The EPYC line-up is differentiated largely on number of cores, split across three tiers, with 32, 24 and 16 core versions. All have clock speeds above 2GHz and can boost this up to a maximum of 3.2GHz if required.

Internally, the new EPYC processors differ not just from Intel’s Xeons but also from AMD’s earlier Opteron products in that they are actually four separate silicon dies linked together. The reasons for this are that it is much cheaper to produce these smaller chips than one monolithic die.

Each die has two memory channels and up to eight cores, and these dies are cross-linked using a new interconnect called Infinity Fabric. Every EPYC chip can therefore be thought of as a four-node compute cluster inside a single chip package.

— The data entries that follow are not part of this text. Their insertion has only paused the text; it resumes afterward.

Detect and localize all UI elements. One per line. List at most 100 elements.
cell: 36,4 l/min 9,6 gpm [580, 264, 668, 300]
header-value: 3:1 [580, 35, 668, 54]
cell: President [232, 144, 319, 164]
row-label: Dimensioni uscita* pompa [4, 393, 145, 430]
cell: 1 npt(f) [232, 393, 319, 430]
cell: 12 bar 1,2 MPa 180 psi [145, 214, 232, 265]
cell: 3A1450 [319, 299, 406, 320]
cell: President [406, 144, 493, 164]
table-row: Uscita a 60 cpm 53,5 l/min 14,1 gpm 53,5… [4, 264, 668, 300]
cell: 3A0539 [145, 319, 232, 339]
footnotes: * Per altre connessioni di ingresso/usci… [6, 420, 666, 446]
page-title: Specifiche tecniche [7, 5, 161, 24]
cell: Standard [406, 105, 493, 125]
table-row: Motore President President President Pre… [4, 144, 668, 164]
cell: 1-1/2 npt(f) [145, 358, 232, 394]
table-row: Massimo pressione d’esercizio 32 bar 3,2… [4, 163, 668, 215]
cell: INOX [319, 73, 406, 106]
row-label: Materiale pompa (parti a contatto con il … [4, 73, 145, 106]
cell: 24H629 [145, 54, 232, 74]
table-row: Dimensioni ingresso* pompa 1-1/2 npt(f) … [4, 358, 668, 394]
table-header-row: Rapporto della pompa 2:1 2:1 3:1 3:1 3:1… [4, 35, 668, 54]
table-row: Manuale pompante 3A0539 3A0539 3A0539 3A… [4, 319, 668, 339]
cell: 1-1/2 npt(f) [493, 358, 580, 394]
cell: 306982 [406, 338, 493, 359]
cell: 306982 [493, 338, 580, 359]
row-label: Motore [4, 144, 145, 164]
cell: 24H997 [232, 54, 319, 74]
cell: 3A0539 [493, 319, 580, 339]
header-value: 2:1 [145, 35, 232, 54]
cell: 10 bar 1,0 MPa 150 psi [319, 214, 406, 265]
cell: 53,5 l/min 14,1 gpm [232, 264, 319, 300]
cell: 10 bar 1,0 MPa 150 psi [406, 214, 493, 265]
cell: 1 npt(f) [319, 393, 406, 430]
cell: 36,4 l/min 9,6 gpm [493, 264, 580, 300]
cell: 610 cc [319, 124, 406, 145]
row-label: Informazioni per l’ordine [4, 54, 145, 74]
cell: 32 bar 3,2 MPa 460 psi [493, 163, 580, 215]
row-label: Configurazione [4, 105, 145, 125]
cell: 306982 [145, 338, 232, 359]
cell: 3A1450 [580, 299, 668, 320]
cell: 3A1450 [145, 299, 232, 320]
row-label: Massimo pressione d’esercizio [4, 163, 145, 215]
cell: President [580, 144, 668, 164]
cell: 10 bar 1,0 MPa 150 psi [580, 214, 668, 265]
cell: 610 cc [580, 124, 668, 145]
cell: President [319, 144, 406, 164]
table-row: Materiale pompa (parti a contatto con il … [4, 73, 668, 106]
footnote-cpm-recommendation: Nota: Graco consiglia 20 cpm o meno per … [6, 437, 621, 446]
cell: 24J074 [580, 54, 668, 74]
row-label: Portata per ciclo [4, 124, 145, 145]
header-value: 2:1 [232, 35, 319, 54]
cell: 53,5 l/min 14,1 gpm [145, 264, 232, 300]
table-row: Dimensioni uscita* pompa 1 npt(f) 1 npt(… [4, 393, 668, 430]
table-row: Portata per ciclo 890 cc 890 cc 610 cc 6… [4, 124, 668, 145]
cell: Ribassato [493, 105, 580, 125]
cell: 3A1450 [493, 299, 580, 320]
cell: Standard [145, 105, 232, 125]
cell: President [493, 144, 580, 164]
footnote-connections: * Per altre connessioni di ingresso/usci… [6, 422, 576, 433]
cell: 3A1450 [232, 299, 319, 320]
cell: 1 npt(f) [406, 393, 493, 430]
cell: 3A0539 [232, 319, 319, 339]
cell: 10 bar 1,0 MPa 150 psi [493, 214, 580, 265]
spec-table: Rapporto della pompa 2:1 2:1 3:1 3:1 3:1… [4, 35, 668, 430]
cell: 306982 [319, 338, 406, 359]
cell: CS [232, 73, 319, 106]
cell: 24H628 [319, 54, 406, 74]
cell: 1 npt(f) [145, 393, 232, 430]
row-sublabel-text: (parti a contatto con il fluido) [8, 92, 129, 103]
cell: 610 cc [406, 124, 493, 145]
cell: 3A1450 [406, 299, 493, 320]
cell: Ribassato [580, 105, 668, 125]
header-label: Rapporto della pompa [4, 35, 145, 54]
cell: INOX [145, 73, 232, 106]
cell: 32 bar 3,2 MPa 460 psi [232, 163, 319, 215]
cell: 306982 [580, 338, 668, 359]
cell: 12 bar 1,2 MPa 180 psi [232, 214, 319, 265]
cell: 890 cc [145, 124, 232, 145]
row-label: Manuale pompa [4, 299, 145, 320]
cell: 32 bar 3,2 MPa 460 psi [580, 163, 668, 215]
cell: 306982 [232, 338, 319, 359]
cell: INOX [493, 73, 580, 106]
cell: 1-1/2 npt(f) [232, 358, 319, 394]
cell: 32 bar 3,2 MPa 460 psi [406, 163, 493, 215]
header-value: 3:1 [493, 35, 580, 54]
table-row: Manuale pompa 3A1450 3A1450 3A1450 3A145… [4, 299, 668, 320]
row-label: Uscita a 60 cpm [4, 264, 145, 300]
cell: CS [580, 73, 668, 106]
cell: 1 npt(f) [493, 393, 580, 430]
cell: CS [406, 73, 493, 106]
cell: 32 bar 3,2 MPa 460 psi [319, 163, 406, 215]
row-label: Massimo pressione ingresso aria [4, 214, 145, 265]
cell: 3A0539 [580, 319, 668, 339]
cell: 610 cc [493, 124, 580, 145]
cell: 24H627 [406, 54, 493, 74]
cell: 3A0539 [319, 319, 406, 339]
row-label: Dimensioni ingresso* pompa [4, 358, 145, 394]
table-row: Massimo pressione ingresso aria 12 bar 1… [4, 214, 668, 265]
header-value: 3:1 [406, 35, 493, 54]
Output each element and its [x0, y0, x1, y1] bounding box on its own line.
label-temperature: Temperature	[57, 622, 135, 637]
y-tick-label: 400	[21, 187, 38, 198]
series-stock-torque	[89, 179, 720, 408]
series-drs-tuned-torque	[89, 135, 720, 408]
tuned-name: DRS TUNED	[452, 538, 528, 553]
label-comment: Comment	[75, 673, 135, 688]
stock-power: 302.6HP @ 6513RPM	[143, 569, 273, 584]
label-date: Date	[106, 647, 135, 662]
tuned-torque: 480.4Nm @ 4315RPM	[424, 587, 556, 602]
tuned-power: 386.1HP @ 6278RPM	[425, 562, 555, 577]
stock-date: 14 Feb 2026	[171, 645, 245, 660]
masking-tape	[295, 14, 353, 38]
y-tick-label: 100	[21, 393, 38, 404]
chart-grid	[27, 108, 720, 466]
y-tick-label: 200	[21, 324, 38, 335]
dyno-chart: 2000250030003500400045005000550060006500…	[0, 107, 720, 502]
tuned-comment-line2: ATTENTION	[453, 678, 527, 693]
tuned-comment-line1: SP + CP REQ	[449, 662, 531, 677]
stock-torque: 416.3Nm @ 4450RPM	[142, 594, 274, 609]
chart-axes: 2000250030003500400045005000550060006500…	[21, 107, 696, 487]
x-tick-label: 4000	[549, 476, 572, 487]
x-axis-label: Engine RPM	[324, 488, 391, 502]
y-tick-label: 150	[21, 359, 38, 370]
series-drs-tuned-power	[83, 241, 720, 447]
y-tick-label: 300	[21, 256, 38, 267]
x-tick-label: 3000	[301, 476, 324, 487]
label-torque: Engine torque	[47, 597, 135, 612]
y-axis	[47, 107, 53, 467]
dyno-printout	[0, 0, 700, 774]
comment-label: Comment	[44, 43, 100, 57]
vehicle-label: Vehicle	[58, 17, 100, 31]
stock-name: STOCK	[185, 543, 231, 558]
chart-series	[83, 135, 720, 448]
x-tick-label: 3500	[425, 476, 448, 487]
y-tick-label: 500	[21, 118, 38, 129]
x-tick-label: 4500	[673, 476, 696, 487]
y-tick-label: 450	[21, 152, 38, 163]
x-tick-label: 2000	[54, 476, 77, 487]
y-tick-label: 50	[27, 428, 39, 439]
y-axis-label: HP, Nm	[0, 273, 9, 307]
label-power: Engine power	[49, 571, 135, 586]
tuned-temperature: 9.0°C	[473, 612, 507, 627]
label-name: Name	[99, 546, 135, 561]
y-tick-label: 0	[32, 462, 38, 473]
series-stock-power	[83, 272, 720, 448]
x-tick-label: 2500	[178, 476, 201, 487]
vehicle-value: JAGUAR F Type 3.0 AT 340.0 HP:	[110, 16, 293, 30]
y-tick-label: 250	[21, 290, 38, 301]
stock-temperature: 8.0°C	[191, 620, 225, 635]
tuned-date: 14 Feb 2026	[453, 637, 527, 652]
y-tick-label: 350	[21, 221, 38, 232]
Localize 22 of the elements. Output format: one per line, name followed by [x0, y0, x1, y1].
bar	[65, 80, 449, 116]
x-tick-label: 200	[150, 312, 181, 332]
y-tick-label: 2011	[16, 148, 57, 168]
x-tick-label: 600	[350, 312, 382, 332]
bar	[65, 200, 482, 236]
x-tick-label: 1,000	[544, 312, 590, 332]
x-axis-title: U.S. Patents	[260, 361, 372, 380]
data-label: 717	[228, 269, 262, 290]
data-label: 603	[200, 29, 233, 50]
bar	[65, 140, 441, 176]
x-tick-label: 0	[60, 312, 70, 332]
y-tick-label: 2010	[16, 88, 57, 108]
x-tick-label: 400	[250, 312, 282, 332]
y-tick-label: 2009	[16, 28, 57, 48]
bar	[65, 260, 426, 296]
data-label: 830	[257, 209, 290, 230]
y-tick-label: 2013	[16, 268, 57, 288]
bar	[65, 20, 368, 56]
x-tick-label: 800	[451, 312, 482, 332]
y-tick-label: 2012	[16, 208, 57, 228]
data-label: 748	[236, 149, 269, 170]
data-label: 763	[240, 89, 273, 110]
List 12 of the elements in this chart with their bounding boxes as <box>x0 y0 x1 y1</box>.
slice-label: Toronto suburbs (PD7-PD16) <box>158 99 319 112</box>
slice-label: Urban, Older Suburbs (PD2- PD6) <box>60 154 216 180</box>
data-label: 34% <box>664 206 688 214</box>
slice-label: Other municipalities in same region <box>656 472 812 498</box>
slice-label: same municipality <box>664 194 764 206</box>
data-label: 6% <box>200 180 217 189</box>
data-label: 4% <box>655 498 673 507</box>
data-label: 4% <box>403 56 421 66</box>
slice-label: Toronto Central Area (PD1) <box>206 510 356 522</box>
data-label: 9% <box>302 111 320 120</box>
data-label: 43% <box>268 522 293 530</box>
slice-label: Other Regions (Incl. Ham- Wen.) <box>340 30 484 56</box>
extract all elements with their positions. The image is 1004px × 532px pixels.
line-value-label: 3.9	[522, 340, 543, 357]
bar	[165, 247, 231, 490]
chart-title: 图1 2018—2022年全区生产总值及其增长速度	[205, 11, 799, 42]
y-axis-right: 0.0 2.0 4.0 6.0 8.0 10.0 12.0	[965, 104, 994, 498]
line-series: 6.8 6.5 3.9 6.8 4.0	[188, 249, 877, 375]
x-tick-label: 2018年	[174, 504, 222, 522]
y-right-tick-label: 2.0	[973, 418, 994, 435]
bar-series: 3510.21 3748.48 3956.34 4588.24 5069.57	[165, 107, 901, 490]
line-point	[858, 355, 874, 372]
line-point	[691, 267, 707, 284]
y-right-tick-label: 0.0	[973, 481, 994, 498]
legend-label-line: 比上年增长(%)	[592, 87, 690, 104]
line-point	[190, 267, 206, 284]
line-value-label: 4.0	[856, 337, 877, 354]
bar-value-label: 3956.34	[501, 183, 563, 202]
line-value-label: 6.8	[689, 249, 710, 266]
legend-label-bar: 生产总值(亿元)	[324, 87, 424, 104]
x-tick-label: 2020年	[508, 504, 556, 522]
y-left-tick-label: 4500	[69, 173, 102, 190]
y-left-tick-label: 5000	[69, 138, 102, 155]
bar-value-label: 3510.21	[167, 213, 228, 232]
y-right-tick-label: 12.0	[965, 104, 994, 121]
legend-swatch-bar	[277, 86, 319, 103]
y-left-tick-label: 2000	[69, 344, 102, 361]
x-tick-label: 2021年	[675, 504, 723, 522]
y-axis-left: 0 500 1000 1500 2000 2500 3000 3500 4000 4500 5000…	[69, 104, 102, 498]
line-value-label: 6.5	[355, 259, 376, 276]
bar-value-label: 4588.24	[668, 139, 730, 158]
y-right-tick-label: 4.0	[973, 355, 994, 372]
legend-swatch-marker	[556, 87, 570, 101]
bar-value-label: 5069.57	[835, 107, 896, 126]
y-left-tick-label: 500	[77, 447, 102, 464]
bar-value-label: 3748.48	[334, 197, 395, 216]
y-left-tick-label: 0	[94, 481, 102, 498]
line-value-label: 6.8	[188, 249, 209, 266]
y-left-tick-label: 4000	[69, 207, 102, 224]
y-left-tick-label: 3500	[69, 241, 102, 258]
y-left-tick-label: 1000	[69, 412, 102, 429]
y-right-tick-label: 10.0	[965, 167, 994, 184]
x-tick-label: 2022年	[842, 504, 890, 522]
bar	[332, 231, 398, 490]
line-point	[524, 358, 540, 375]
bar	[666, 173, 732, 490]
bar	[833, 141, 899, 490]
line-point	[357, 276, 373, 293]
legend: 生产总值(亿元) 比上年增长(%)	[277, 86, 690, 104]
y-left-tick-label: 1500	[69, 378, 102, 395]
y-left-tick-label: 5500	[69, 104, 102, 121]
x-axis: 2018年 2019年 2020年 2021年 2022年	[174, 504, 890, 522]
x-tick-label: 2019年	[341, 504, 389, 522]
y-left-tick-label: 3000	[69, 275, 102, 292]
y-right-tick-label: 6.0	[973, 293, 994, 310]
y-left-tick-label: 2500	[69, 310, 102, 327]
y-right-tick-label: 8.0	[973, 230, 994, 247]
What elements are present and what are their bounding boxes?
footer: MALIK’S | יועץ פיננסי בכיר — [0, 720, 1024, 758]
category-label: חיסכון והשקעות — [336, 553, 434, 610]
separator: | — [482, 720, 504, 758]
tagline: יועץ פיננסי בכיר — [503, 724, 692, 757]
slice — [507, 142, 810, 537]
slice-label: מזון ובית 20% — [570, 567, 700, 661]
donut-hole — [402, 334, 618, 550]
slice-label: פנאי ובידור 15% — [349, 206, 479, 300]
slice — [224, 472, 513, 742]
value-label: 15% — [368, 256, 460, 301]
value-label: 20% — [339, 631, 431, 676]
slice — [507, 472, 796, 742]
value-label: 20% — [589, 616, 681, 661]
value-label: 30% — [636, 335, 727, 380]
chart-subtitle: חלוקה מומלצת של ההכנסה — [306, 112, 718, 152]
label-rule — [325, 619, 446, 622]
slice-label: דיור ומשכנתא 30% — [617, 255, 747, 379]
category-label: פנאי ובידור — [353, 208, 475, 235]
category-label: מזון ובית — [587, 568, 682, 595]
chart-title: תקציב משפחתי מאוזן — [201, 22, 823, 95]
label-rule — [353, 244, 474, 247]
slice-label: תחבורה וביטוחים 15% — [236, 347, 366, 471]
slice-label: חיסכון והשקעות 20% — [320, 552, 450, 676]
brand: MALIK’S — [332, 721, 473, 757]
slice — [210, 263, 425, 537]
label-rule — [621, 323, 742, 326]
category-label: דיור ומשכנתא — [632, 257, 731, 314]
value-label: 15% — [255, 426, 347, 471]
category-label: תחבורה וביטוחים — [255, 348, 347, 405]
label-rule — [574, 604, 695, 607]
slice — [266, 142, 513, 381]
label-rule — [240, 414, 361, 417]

Infinity Fabric is the key to making this work. It is described as a souped-up successor to the HyperTransport links used with AMD’s Opteron chips, offering bandwidth of 42GB per second for each bi-directional link. In a two-socket EPYC configuration, four Infinity Fabric links are also used externally to connect the two processors, so that there are no more than two hops between any two dies in the entire system.

Looking ahead, AMD said it is already developing a successor to these EPYC chips, which will be based on a new Zen 2 core design and produced on a 7nm manufacturing process. A further generation based on a Zen 3 core is also in the works.

However, for the moment AMD believes it has delivered what it set out to do, according to senior vice president and chief technology officer Mark Papermaster.

“This is just the beginning to get ourselves back into the server market and high performance, and you have our commitment that we are back to stay.”